Shifted bilinear sums of Sali\'e sums and the distribution of modular square roots of shifted primes

TL;DR

This paper derives bounds on shifted bilinear sums involving Salié sums modulo large primes and applies these to analyze the distribution of modular square roots of shifted primes, revealing new challenges when the shift is non-zero.

Contribution

It introduces new bounds on shifted bilinear sums with Salié sums and applies them to study the distribution of solutions to quadratic congruences over primes, especially for non-zero shifts.

Findings

Established bounds on Type-I and Type-II shifted bilinear sums with Salié sums.

Analyzed the distribution of solutions to x^2 ≡ ap + b mod q over primes p.

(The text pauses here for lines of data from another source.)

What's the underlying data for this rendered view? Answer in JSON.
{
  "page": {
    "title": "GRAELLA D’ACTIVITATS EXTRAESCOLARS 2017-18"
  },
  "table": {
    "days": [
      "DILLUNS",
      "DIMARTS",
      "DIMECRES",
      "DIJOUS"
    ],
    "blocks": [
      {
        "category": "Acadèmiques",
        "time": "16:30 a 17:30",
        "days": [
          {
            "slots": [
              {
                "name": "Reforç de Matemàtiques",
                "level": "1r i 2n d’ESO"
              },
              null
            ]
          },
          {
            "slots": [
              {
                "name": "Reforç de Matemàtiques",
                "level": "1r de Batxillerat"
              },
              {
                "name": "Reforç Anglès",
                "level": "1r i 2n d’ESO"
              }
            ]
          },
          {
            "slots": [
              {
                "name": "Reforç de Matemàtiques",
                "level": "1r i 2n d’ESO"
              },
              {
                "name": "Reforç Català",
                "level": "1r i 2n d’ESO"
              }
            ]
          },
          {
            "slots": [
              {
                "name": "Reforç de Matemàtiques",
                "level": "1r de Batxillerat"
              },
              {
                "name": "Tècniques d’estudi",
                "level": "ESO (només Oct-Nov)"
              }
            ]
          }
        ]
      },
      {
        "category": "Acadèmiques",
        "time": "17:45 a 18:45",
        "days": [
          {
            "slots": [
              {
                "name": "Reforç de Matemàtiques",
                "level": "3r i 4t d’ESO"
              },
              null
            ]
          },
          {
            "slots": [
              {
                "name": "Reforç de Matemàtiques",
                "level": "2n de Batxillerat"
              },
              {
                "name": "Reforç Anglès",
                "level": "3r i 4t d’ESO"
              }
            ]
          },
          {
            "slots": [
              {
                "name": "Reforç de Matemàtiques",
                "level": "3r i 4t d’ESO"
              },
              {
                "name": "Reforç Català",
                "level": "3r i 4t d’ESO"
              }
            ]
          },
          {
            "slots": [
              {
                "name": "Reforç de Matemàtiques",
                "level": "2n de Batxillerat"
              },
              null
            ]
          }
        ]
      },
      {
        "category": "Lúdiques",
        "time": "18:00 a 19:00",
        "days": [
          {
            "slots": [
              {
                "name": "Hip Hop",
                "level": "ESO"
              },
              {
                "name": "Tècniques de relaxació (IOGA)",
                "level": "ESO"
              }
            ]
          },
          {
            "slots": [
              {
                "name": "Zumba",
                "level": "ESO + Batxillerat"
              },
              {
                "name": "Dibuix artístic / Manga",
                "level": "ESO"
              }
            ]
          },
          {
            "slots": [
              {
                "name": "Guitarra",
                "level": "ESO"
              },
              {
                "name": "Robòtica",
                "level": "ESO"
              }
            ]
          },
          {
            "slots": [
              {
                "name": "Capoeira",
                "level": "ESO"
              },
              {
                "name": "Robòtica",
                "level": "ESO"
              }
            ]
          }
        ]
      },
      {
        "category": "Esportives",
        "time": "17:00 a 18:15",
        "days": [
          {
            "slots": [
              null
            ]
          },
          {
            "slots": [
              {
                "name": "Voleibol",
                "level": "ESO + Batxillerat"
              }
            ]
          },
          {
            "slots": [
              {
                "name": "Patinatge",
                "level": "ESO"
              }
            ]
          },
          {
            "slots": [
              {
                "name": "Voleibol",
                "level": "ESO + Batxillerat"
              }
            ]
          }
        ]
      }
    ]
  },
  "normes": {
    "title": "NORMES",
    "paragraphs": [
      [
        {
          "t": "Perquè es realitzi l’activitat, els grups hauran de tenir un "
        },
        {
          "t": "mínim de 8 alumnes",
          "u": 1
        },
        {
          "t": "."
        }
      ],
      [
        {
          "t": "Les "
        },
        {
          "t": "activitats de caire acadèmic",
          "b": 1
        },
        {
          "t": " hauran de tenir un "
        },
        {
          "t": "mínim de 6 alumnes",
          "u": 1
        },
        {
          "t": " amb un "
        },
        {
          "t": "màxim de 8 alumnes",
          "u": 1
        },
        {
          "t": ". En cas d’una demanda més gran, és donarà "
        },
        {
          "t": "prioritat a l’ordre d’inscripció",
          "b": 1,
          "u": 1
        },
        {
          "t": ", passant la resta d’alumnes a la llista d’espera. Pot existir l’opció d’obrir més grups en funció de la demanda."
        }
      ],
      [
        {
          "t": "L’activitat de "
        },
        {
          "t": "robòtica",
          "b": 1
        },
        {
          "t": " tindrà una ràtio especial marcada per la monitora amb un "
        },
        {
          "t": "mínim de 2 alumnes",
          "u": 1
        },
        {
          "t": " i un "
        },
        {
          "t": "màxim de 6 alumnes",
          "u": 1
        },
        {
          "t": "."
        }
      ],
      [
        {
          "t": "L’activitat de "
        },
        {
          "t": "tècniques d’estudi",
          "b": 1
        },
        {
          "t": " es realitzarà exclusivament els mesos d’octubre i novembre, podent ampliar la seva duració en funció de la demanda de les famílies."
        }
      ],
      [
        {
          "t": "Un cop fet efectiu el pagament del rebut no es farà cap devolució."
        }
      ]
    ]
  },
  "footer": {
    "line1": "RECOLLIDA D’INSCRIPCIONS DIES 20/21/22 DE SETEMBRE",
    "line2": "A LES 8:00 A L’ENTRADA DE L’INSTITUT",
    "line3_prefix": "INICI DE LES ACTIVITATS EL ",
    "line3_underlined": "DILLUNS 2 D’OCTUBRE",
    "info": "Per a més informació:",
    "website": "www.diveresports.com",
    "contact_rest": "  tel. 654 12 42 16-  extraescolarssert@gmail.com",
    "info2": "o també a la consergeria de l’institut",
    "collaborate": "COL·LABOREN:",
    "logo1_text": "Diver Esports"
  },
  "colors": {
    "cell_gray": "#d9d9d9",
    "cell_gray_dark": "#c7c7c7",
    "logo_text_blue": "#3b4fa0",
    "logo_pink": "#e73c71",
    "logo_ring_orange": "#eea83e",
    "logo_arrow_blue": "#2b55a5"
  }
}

Identified new difficulties in the case when b ≠ 0.

Abstract

We establish various upper bounds on Type-I and Type-II shifted bilinear sums with Sali\'e sums modulo a large prime $q$. We use these bounds to study, for fixed integers $a,b\not \equiv 0 \bmod q$, the distribution ofsolutions to the congruence $x^2 \equiv ap+b \bmod q$, over primes $p\le P$. This is similar to the recently studied case of $b = 0$, however the case $b\not \equiv 0 \bmod q$ exhibits some new difficulties.